Published on May 11, 2016
Why are Lab Reference Ranges Different?
“How much of a difference in counts can you expect to see if you have blood drawn and processed at different labs?” In this MPN Ask the Expert segment, Dr. Naveen Pemmaraju answers this question from viewer, Cindy. Dr. Pemmaraju discusses the variation in labs and offers tips to track your results, following trends versus the results of a single test.
The Ask the Expert series is sponsored through an educational grant to the Patient Empowerment Network from Incyte Corporation.
Transcript | Do Blood Test Results Differ When Processed at Different Labs?
Please remember the opinions expressed on Patient Power are not necessarily the views of our sponsors, contributors, partners or Patient Power. Our discussions are not a substitute for seeking medical advice or care from your own doctor. That’s how you’ll get care that’s most appropriate for you.
Comparing Results from Different Labs
Cindy sent in this question. Cindy wants to know, “How much of a difference in counts can you expect to see if you have blood drawn and processed at different labs?”
What an important question. Absolutely, this happens, and I’m surprised a lot of times at how few providers and maybe even patients and families are aware of this. So this is a great opportunity to talk about it. Yes, there is a difference from lab to lab, period. It has nothing to do with academic versus community or one state to another. It just has to do with time points, variations and calibration of instruments.

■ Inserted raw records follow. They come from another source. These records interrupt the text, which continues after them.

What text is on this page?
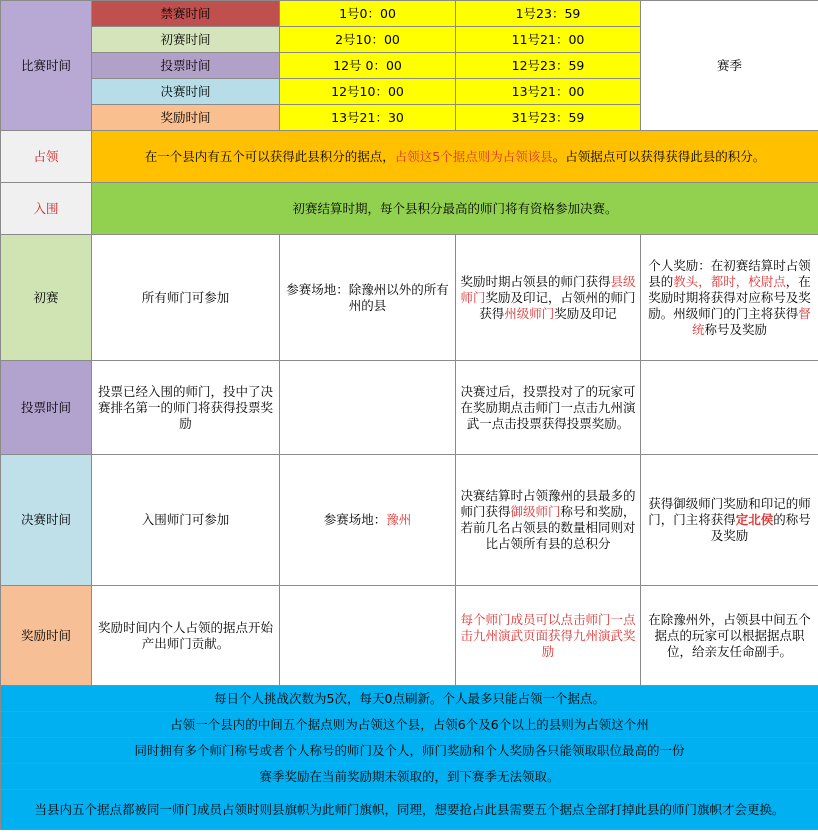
比赛时间	禁赛时间	1号0：00	1号23：59	赛季
	初赛时间	2号10：00	11号21：00	
	投票时间	12号 0：00	12号23：59	
	决赛时间	12号10：00	13号21：00	
	奖励时间	13号21：30	31号23：59	
占领	在一个县内有五个可以获得此县积分的据点，占领这5个据点则为占领该县。占领据点可以获得获得此县的积分。			
入围	初赛结算时期，每个县积分最高的师门将有资格参加决赛。			
初赛	所有师门可参加	参赛场地：除豫州以外的所有州的县	奖励时期占领县的师门获得县级师门奖励及印记，占领州的师门获得州级师门奖励及印记	个人奖励：在初赛结算时占领县的教头，都时，校尉点，在奖励时期将获得对应称号及奖励。州级师门的门主将获得督统称号及奖励
投票时间	投票已经入围的师门，投中了决赛排名第一的师门将获得投票奖励		决赛过后，投票投对了的玩家可在奖励期点击师门一点击九州演武一点击投票获得投票奖励。	
决赛时间	入围师门可参加	参赛场地：豫州	决赛结算时占领豫州的县最多的师门获得御级师门称号和奖励，若前几名占领县的数量相同则对比占领所有县的总积分	获得御级师门奖励和印记的师门，门主将获得定北侯的称号及奖励
奖励时间	奖励时间内个人占领的据点开始产出师门贡献。		每个师门成员可以点击师门一点击九州演武页面获得九州演武奖励	在除豫州外，占领县中间五个据点的玩家可以根据据点职位，给亲友任命副手。
每日个人挑战次数为5次，每天0点刷新。个人最多只能占领一个据点。				
占领一个县内的中间五个据点则为占领这个县，占领6个及6个以上的县则为占领这个州				
同时拥有多个师门称号或者个人称号的师门及个人，师门奖励和个人奖励各只能领取职位最高的一份				
赛季奖励在当前奖励期未领取的，到下赛季无法领取。				
当县内五个据点都被同一师门成员占领时则县旗帜为此师门旗帜，同理，想要抢占此县需要五个据点全部打掉此县的师门旗帜才会更换。				
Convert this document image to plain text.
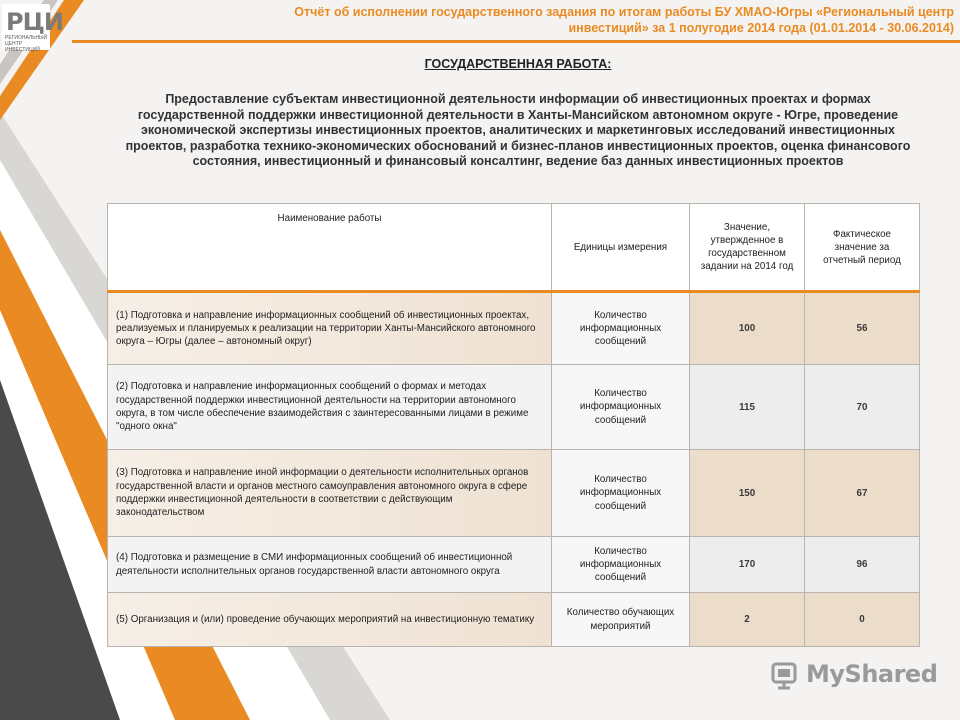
РЦИ
РЕГИОНАЛЬНЫЙ ЦЕНТР ИНВЕСТИЦИЙ
Отчёт об исполнении государственного задания по итогам работы БУ ХМАО-Югры «Региональный центр инвестиций» за 1 полугодие 2014 года (01.01.2014 - 30.06.2014)
ГОСУДАРСТВЕННАЯ РАБОТА:
Предоставление субъектам инвестиционной деятельности информации об инвестиционных проектах и формах государственной поддержки инвестиционной деятельности в Ханты-Мансийском автономном округе - Югре, проведение экономической экспертизы инвестиционных проектов, аналитических и маркетинговых исследований инвестиционных проектов, разработка технико-экономических обоснований и бизнес-планов инвестиционных проектов, оценка финансового состояния, инвестиционный и финансовый консалтинг, ведение баз данных инвестиционных проектов
Наименование работы	Единицы измерения	Значение, утвержденное в государственном задании на 2014 год	Фактическое значение за отчетный период
(1) Подготовка и направление информационных сообщений об инвестиционных проектах, реализуемых и планируемых к реализации на территории Ханты-Мансийского автономного округа – Югры (далее – автономный округ)	Количество информационных сообщений	100	56
(2) Подготовка и направление информационных сообщений о формах и методах государственной поддержки инвестиционной деятельности на территории автономного округа, в том числе обеспечение взаимодействия с заинтересованными лицами в режиме "одного окна"	Количество информационных сообщений	115	70
(3) Подготовка и направление иной информации о деятельности исполнительных органов государственной власти и органов местного самоуправления автономного округа в сфере поддержки инвестиционной деятельности в соответствии с действующим законодательством	Количество информационных сообщений	150	67
(4) Подготовка и размещение в СМИ информационных сообщений об инвестиционной деятельности исполнительных органов государственной власти автономного округа	Количество информационных сообщений	170	96
(5) Организация и (или) проведение обучающих мероприятий на инвестиционную тематику	Количество обучающих мероприятий	2	0
MyShared
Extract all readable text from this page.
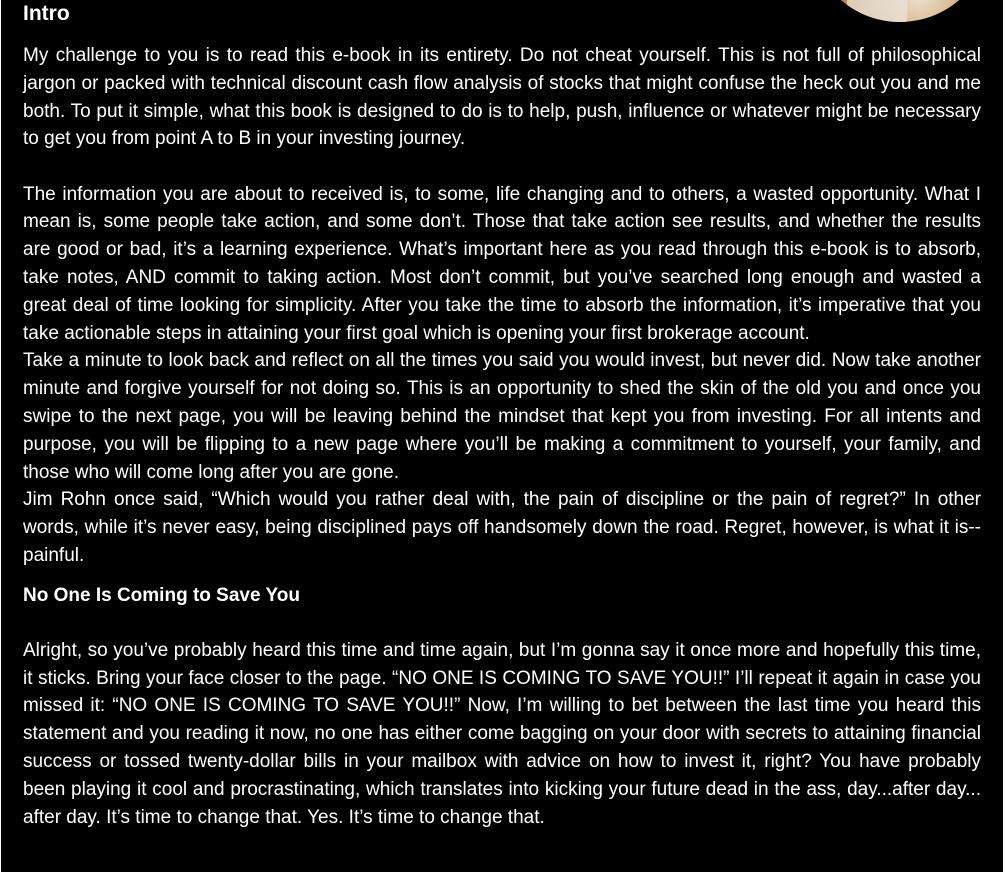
Intro

My challenge to you is to read this e-book in its entirety. Do not cheat yourself. This is not full of philosophical jargon or packed with technical discount cash flow analysis of stocks that might confuse the heck out you and me both. To put it simple, what this book is designed to do is to help, push, influence or whatever might be necessary to get you from point A to B in your investing journey.

The information you are about to received is, to some, life changing and to others, a wasted opportunity. What I mean is, some people take action, and some don’t. Those that take action see results, and whether the results are good or bad, it’s a learning experience. What’s important here as you read through this e-book is to absorb, take notes, AND commit to taking action. Most don’t commit, but you’ve searched long enough and wasted a great deal of time looking for simplicity. After you take the time to absorb the information, it’s imperative that you take actionable steps in attaining your first goal which is opening your first brokerage account.

Take a minute to look back and reflect on all the times you said you would invest, but never did. Now take another minute and forgive yourself for not doing so. This is an opportunity to shed the skin of the old you and once you swipe to the next page, you will be leaving behind the mindset that kept you from investing. For all intents and purpose, you will be flipping to a new page where you’ll be making a commitment to yourself, your family, and those who will come long after you are gone.

Jim Rohn once said, “Which would you rather deal with, the pain of discipline or the pain of regret?” In other words, while it’s never easy, being disciplined pays off handsomely down the road. Regret, however, is what it is--painful.

No One Is Coming to Save You

Alright, so you’ve probably heard this time and time again, but I’m gonna say it once more and hopefully this time, it sticks. Bring your face closer to the page. “NO ONE IS COMING TO SAVE YOU!!” I’ll repeat it again in case you missed it: “NO ONE IS COMING TO SAVE YOU!!” Now, I’m willing to bet between the last time you heard this statement and you reading it now, no one has either come bagging on your door with secrets to attaining financial success or tossed twenty-dollar bills in your mailbox with advice on how to invest it, right? You have probably been playing it cool and procrastinating, which translates into kicking your future dead in the ass, day...after day... after day. It’s time to change that. Yes. It’s time to change that.
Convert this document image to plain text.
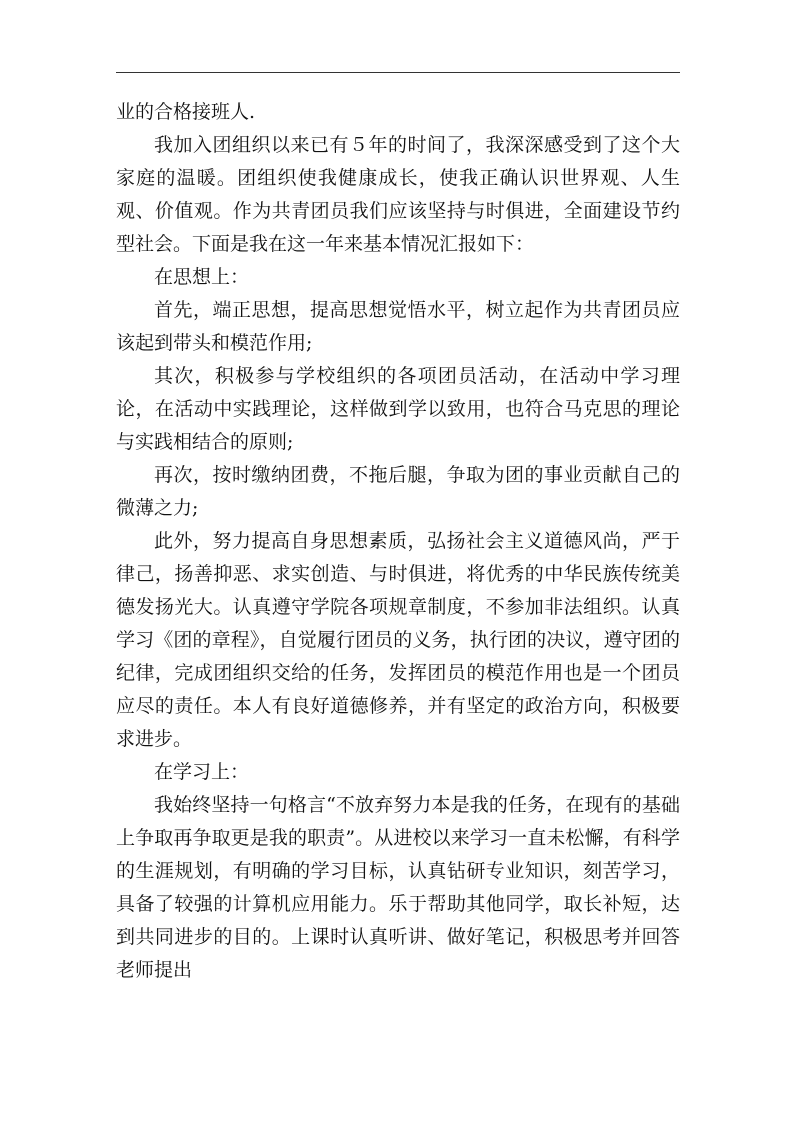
业的合格接班人.

我加入团组织以来已有５年的时间了，我深深感受到了这个大家庭的温暖。团组织使我健康成长，使我正确认识世界观、人生观、价值观。作为共青团员我们应该坚持与时俱进，全面建设节约型社会。下面是我在这一年来基本情况汇报如下：

在思想上：

首先，端正思想，提高思想觉悟水平，树立起作为共青团员应该起到带头和模范作用;

其次，积极参与学校组织的各项团员活动，在活动中学习理论，在活动中实践理论，这样做到学以致用，也符合马克思的理论与实践相结合的原则;

再次，按时缴纳团费，不拖后腿，争取为团的事业贡献自己的微薄之力;

此外，努力提高自身思想素质，弘扬社会主义道德风尚，严于律己，扬善抑恶、求实创造、与时俱进，将优秀的中华民族传统美德发扬光大。认真遵守学院各项规章制度，不参加非法组织。认真学习《团的章程》，自觉履行团员的义务，执行团的决议，遵守团的纪律，完成团组织交给的任务，发挥团员的模范作用也是一个团员应尽的责任。本人有良好道德修养，并有坚定的政治方向，积极要求进步。

在学习上：

我始终坚持一句格言“不放弃努力本是我的任务，在现有的基础上争取再争取更是我的职责”。从进校以来学习一直未松懈，有科学的生涯规划，有明确的学习目标，认真钻研专业知识，刻苦学习，具备了较强的计算机应用能力。乐于帮助其他同学，取长补短，达到共同进步的目的。上课时认真听讲、做好笔记，积极思考并回答老师提出
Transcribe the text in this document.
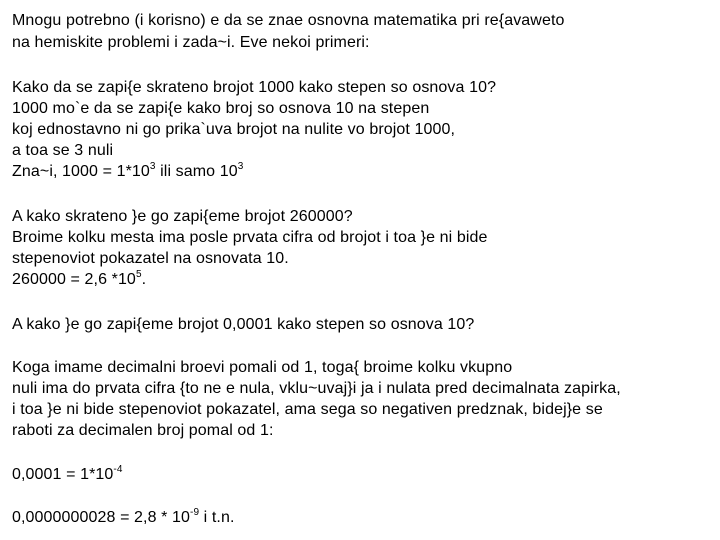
Mnogu potrebno (i korisno) e da se znae osnovna matematika pri re{avaweto
na hemiskite problemi i zada~i. Eve nekoi primeri:
Kako da se zapi{e skrateno brojot 1000 kako stepen so osnova 10?
1000 mo`e da se zapi{e kako broj so osnova 10 na stepen
koj ednostavno ni go prika`uva brojot na nulite vo brojot 1000,
a toa se 3 nuli
Zna~i, $1000 = 1*10^3$ ili samo $10^3$
A kako skrateno }e go zapi{eme brojot 260000?
Broime kolku mesta ima posle prvata cifra od brojot i toa }e ni bide
stepenoviot pokazatel na osnovata 10.
260000 = 2,6 $*10^5$.
A kako }e go zapi{eme brojot 0,0001 kako stepen so osnova 10?
Koga imame decimalni broevi pomali od 1, toga{ broime kolku vkupno
nuli ima do prvata cifra {to ne e nula, vklu~uvaj}i ja i nulata pred decimalnata zapirka,
i toa }e ni bide stepenoviot pokazatel, ama sega so negativen predznak, bidej}e se
raboti za decimalen broj pomal od 1:
$0,0001 = 1*10^{-4}$
$0,0000000028 = 2,8 * 10^{-9}$ i t.n.
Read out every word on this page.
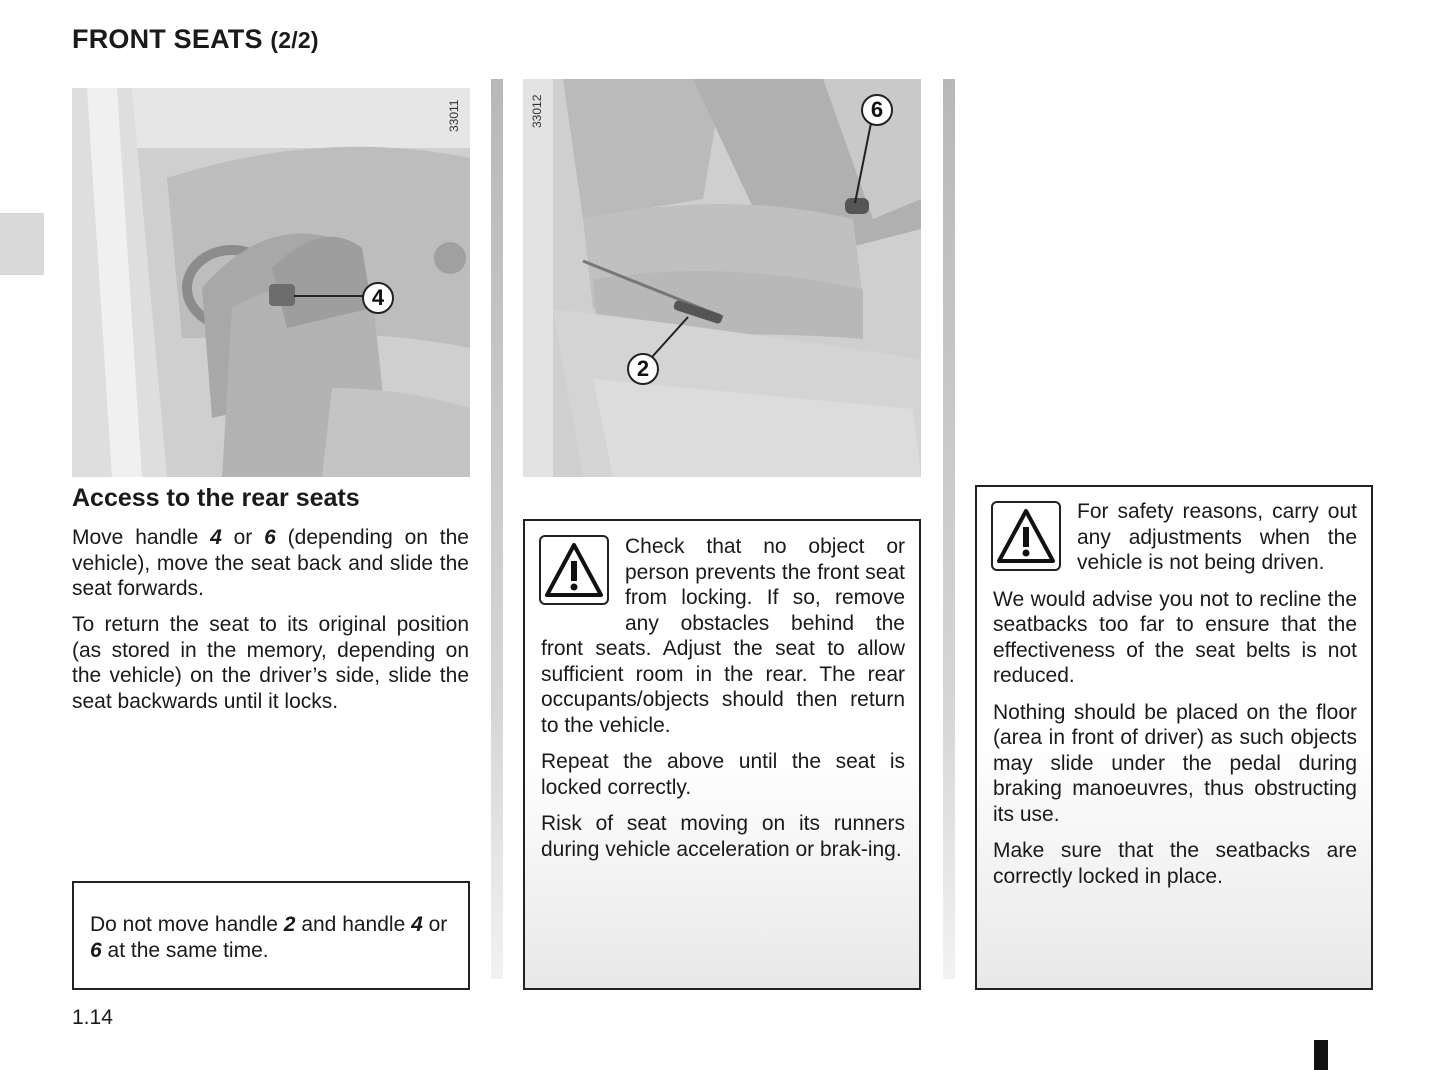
FRONT SEATS (2/2)
4
33011	6
2
33012
Access to the rear seats

Move handle 4 or 6 (depending on the vehicle), move the seat back and slide the seat forwards.

To return the seat to its original position (as stored in the memory, depending on the vehicle) on the driver’s side, slide the seat backwards until it locks.

Do not move handle 2 and handle 4 or 6 at the same time.

Check that no object or person prevents the front seat from locking. If so, remove any obstacles behind the front seats. Adjust the seat to allow sufficient room in the rear. The rear occupants/objects should then return to the vehicle.

Repeat the above until the seat is locked correctly.

Risk of seat moving on its runners during vehicle acceleration or brak-ing.

For safety reasons, carry out any adjustments when the vehicle is not being driven.

We would advise you not to recline the seatbacks too far to ensure that the effectiveness of the seat belts is not reduced.

Nothing should be placed on the floor (area in front of driver) as such objects may slide under the pedal during braking manoeuvres, thus obstructing its use.

Make sure that the seatbacks are correctly locked in place.

1.14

Now, sometimes if it’s a minor difference by hundredths of a point, okay fine. But sometimes this can be a significant difference all the way up to a point or higher—meaning if we’re talking about hemoglobin and into the tens for platelets. Well, I think I can think of three important aspects of this. One is to recognize that there are variances and so that minor variances are part of what we do, and so accuracy and precision comes in.
If you have the same set of blood drawn at the same place, okay then you have some reliable time point measurement for that. But what I tell my patients—and as you know a lot of my patients do get blood drawn on the outside and here—you need to have a graph and a time point to measure over time. And so that’s the key thing, and you want to measure lab to lab at the same lab if you can.
So that’s number one. Number two is when you get a lab that is completely different from the one you’ve been getting at the other place, as always you have to take that seriously. Yes, it could be that there was an instrument variation, but don’t assume that first. Go ahead and assume that it’s a real difference and either get it re-checked at the original place or if needed, get it checked emergently so you can have the tiebreaker there. So sure, every once in a while there is an off-calibrated instrument.
The third factor is if it’s possible in a non-emergency setting what we try to do is try not to make decisions based on a single lab in general, whether it’s at the original place or the second place. And so for this question that we were asked, yes it happens. It happens very frequently. We expect it to happen. But if there’s a big discrepancy, you need to repeat the lab either at another place or at the original place and make decisions on a trend rather than on one time point.
Do I Need to Go to the Same Lab for Follow Up Tests?
I have one follow-up question about testing. Is it important for the patient who has sequential lab tests being followed—I’m an example of that—try to go to the same lab, but also same time of day? Is it related to your diet at all and how much water you’ve had or anything like that that would affect it?
All of the above, yes. In general, most of the things that you just mentioned should only cause a minor variance and over time. So over years, we expect—you and I would—that all of these, they all cancel each other out, which they do. I’ll give two examples of where that actually could matter. You mentioned both of them: hydration and diet. There are some medications which are exquisitely sensitive to the type of diet, and the one that we all know is the drug Coumadin or warfarin, the blood thinner. It’s exquisitely sensitive to patients who have a difference in their vitamin K levels, for example, spinach and greens.
That’s a great question that you just asked. A lot of our patients are on Coumadin. I’m glad you asked that, so yes diet can matter. Patients who are not on Coumadin, possibly it could matter, but generally I would say that there’s not a big variance.
Hydration is actually very interesting. Sure, if somebody is overhydrated, it could possibly cause a little bit more of a diluted specimen, and that’s important for us because of hematocrit. Again, I would say for the vast majority of patients and the vast majority of times the time of day should not matter. But these are two kinds of circumstances where if a lab is a little bit off, it might be worth repeating. So anyway, those are the two that I’ve seen in the clinic that can make a difference.